Foi de Ricardo, também, a ideia de levar os tobogãs para o Rio, depois de vê-los funcionando em São Paulo. Ficou observando, fez as contas e concluiu: “É o dinheiro mais fácil do mundo. Paga o investimento em uma semana”.
Dono de uma produtora de cinema (República dos assassinos, policial de Miguel Faria Júnior, é um dos seus filmes), Ricardo voou para Londres em 1978 numa viagem patrocinada pelo uísque Buchanan’s. Lá reuniu um grupo de amigos jornalistas – Celidônio, Telmo Martino, Daniel Más, Sérgio Monte Alegre – em Knightsbridge para uma reunião à base de caviar. Disse então a eles, revelando sua relação com o dinheiro: “Dinheiro serve é para isto. Para a gente gastar e se divertir com quem gosta”. Disse mais: que “a vida tem que ser um grande playground”. Aos 39 anos, casado com Gisele e pai de dois filhos, um de 10 e outro de 12 anos, ele não tem feito outra coisa senão tentar cumprir essa sua crença.

Eles usam black-tie: Geraldo e Maria do Carmo Mayrink prestigiam o Régine’s, no Rio © Arquivo pessoal

Régine, 51 anos de idade, casada com Roger Choukroun há onze e mãe de um filho do primeiro casamento, diz que jamais se cansa – “jamais, jamais!” – e aglutina todos os colunáveis de cada lugar a que chega. Voando ou em algum hotel, sabe todos os dias, via telex, do movimento de suas casas, quem esteve lá e quem faltou. Cantora e dançarina, tem uma agência de publicidade, uma loja de roupas na Rue de Seine, em Paris, uma linha de gravatas e uma marca de perfume, Zoa. Não teme ser considerada extravagante. Os press releases de sua própria empresa definem a organização como devotada ao “puro elitismo”. No mais, possui 550 pares de sapatos.

No Rio, em Paris, Nova York, Buenos Aires e agora em São Paulo, o destino de Ricardo e Régine é o mesmo: vender a noite como o último refúgio do brilho, da classe e da exclusividade.

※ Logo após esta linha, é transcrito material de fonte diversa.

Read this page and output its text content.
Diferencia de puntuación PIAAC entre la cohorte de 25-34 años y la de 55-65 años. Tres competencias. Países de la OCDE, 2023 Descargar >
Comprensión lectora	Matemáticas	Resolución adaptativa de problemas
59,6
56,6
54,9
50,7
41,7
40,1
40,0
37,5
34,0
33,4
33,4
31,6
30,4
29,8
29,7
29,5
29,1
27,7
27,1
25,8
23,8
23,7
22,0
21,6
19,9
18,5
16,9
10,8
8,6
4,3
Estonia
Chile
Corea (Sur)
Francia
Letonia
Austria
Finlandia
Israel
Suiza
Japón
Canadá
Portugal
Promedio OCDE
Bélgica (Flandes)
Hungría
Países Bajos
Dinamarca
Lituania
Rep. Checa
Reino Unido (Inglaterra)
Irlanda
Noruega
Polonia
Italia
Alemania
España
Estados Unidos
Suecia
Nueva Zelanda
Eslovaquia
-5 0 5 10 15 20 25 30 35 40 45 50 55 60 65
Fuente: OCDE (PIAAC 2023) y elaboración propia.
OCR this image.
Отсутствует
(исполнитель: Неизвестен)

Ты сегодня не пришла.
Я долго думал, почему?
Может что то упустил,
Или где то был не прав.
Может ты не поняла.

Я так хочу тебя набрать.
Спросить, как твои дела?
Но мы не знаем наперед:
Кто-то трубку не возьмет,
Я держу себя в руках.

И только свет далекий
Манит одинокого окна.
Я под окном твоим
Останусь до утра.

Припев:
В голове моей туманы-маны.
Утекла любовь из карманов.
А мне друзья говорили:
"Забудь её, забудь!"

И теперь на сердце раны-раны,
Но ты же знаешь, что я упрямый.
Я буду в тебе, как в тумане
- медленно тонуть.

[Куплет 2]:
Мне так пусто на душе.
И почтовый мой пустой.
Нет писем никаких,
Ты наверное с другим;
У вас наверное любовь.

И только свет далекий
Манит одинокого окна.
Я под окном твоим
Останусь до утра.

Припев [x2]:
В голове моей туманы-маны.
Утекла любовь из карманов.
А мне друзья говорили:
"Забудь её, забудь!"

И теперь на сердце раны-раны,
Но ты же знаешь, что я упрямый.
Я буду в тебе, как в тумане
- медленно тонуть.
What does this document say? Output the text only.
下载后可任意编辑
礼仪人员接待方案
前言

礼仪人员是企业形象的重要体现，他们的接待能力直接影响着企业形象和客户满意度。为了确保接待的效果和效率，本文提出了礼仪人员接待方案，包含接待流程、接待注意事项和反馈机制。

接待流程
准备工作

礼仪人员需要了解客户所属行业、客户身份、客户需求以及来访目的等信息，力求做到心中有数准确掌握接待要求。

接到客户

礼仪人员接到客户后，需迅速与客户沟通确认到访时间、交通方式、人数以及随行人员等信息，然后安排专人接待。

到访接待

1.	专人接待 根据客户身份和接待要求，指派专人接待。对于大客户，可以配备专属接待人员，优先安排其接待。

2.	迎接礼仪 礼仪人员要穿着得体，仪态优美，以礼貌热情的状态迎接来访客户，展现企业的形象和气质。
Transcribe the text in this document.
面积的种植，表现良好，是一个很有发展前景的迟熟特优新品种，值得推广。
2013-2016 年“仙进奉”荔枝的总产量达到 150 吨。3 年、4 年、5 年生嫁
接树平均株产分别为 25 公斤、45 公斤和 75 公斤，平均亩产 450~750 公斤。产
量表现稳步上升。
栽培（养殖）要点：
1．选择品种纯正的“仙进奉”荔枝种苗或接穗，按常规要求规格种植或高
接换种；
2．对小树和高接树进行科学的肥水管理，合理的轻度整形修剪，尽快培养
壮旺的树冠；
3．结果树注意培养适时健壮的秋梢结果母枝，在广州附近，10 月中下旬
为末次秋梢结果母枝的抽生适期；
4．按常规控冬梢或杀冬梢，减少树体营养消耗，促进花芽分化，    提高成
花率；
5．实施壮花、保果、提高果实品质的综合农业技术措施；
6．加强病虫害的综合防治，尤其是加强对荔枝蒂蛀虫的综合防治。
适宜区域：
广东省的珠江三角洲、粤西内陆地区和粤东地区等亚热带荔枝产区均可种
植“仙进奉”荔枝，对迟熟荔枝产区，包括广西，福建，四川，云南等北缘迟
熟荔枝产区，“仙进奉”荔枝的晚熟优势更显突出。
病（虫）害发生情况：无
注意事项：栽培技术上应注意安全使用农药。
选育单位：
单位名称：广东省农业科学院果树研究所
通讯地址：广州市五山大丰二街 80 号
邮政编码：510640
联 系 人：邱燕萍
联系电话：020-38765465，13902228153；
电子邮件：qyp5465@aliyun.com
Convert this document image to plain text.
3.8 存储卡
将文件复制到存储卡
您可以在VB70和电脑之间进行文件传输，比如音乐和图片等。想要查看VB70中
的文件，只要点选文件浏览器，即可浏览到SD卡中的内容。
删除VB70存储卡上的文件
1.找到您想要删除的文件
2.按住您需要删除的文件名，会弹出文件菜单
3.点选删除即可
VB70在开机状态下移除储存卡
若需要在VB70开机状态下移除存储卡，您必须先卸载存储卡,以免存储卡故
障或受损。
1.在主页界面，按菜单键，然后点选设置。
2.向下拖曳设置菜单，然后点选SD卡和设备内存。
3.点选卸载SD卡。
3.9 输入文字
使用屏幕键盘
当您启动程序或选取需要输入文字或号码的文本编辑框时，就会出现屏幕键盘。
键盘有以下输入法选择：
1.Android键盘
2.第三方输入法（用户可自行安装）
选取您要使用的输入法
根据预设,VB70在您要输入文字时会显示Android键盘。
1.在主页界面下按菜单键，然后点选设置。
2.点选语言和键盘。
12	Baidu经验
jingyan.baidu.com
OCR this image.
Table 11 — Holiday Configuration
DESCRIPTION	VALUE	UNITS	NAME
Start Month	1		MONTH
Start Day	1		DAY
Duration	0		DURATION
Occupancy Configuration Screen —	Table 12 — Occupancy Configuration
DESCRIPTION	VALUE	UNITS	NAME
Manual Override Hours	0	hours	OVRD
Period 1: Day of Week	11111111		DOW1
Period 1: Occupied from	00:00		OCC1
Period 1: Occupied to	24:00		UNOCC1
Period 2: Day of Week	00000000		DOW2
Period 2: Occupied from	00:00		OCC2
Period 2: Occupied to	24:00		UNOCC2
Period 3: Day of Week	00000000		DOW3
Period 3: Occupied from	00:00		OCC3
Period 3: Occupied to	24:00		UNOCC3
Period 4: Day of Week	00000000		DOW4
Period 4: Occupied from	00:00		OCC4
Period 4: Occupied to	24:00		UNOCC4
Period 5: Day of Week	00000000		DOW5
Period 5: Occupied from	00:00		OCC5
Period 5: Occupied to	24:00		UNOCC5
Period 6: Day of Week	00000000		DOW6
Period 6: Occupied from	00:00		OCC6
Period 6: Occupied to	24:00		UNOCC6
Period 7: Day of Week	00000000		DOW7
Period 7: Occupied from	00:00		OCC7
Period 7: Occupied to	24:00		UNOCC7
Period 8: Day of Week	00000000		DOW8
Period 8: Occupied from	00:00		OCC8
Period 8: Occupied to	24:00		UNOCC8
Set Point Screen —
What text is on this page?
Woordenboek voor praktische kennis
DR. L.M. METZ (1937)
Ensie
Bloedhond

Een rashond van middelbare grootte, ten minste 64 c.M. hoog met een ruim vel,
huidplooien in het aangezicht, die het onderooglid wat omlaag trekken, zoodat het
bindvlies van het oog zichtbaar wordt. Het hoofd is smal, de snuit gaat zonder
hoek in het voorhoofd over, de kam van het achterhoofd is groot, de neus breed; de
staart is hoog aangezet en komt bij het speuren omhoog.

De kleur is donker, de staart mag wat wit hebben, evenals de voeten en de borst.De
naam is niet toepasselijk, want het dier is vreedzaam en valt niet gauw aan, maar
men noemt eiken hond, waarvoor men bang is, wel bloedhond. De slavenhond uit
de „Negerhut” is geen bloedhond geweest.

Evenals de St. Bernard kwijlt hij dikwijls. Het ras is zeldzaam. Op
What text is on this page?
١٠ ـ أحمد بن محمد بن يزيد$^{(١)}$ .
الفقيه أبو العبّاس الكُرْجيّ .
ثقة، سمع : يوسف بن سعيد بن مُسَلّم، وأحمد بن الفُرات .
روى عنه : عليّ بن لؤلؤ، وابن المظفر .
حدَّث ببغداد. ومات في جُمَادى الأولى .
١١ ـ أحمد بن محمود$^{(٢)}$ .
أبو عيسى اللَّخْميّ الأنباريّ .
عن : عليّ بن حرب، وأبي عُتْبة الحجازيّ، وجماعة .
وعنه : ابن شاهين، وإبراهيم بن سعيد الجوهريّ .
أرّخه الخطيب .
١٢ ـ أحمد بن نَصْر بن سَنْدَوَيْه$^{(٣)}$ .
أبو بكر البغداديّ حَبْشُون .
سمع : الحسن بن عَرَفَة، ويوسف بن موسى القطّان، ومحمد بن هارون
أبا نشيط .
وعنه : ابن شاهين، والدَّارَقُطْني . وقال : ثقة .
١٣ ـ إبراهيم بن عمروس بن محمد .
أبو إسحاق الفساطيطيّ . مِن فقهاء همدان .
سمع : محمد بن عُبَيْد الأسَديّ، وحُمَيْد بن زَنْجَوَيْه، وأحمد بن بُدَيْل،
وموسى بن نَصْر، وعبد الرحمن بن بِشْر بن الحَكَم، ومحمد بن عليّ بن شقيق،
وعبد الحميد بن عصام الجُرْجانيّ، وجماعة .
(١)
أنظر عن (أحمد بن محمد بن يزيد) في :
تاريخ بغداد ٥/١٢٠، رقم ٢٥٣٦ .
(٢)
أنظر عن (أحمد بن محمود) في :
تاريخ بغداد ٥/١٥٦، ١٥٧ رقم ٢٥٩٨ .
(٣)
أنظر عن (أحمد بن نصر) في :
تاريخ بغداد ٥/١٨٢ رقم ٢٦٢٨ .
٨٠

Os nomes mais ilustres de cada uma dessas cidades são assíduos. Os Matarazzo, os Scarpa, os Lacerda Soares, os Monteiro de Carvalho, os Gouthier, os Mendes Caldeira, os Mayrink Veiga, a TV Globo inteira e o jornalista Justino Martins frequentam um ou outro lugar (só Jorginho Guinle, que é único, consegue estar em ambos ao mesmo tempo). São infiéis. O Hippo e os Régine’s adorariam arrancar de cada um deles uma opção definitiva, mas a noite brasileira perderia muito do seu encanto se houvesse blocos de clientes separados e impermeáveis. Afinal, quem estaria na mesa para contar como foi a festa da noite anterior na casa rival?

Régine e Ricardo poderiam, no entanto, reunir-se para corrigir alguns insistentes senões em suas casas (que as pessoas simples, na sua simplicidade, acham tão iguais na dança, no acrílico e no vidro fumê). Poderiam estudar o fim das carteirinhas, que andam caras (12 mil cruzeiros) e já não são tão exclusivas. Poderiam estabelecer uma política comum, por exemplo, quanto ao uso de tênis, permitido no Hippo e tolerado com reservas no Régine’s. Poderiam estudar uma maneira menos desagradável de examinar os fregueses, abolindo a janelinha na porta. Poderiam…

Infelizmente, é impossível convidá-los para a mesma mesa.